Perbuatan tersebut menguntungkan Dudy Jocom sebesar Rp5,125 miliar, Budi Rachmat Kurniawan sebesar Rp474 juta, Hendra sebesar Rp1 miliar, Sekretaris Panitia Pengadaan Kemendagri Sri Kandiyati sebesar Rp200 juta dan Bagian Keuangan Kemendagri Mohamad Rizal sebesar Rp10 juta.
Selanjutnya juga memperkaya bagian pemasaran PT Hutama Karya Sutidjan sebesar Rp500 juta, Bagian Keuangan Kemendagri Chaerul sebesar Rp30 juta, Konsultan Perencana PT Bita Enercon Engineering Torret Koesbiantoro sebesar Rp275 juta serta Konsultan Manajemen Konstruksi PT Artefak Arkindo Djoko Santoso sebesar Rp150 juta.
Kemudian juga memperkaya korporasi PT Hutama Karya sebesar Rp18.770.329.098, PT Adhi Karya sebesar Rpp15.824.384.767,24, PT Waskita Karya sebesar Rp26.667.071.208,84, PT Cahaya Teknindo Majumandiri sebesar Rp80.076.241, CV Restu Kreasi Mandiri sebesar Rp69.502.723 dan CV Animha Bangun Sentosa sebesar Rp31.327.807.
Keuntungan tersebut merugikan keuangan negara dalam pembangunan gedung kampus IPDN Provinsi Riau di Kabupaten Rokan Hilir senilai Rp22.109.329.098,42; merugikan keuangan negara dalam pembangunan gedung kampus IPDN Provinsi Sulawesi Utara di Kabupaten Minahasa senilai Rp19.749.384.767,24 dan merugikan keuangan negara dalam pembangunan gedung kampus IPDN Provinsi Sulawesi Selatan di Kabupaten Gowa senilai Rp27.247.147.449,84.
Awalnya Dudy Jocom menjabat sebagai Kepala Bagian Program Biro Perencanaan pada Sekretariat Jenderal Kemendagri bertemu dengan Mulyawan dan Adi Wibowo (arsitek freelance) dan menyampaikan ada tiga proyek gedung IPDN.

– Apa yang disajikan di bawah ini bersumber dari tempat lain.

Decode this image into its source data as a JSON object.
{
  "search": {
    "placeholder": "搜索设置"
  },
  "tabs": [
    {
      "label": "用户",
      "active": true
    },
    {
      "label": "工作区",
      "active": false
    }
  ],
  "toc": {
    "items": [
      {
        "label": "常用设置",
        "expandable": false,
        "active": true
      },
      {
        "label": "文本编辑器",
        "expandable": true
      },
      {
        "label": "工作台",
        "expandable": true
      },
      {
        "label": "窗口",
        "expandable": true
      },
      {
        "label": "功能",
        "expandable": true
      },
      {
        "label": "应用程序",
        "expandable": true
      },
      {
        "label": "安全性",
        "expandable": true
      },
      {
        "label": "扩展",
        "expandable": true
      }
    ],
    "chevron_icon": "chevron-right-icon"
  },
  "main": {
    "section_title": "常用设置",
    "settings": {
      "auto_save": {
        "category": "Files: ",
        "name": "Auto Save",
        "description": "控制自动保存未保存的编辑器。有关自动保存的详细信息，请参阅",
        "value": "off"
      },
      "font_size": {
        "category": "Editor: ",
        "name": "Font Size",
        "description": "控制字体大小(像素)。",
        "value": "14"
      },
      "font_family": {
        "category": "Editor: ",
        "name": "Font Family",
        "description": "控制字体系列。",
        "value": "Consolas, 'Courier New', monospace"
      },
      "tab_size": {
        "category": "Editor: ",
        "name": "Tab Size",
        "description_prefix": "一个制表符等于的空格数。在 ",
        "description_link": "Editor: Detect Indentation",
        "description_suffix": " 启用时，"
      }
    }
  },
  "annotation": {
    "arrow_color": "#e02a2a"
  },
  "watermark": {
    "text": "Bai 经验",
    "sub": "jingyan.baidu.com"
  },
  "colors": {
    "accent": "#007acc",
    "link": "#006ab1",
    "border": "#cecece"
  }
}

"Terdakwa meminta Mulyawan dan Adi Wibowo untuk mencari perusahaan konstruksi dari Badan Usaha Milik Negera (BUMN) beserta perusahaan konsultan perencana dan konsultan pengawas yang akan mengerjakan proyek-proyek tersebut," tambah jaksa.
BACA JUGA:
Mulyawan dan Adi Wibowo lalu menghubungi PT HUtama Karya, PT Adhi Karya dan PT Waskita Karya dengan pembagian PT Hutama Karya mengerjakan pembangunan IPDN Agam Sumatera Barat dan IPDN Rokan Hilir Riau, PT Adhi Karya mengerjakan kampus IPDN Minahasa Sulawesi UTara dan PT Waskita Karya mengerjakan kampus IPDN Gowa Sulawesi Selatan.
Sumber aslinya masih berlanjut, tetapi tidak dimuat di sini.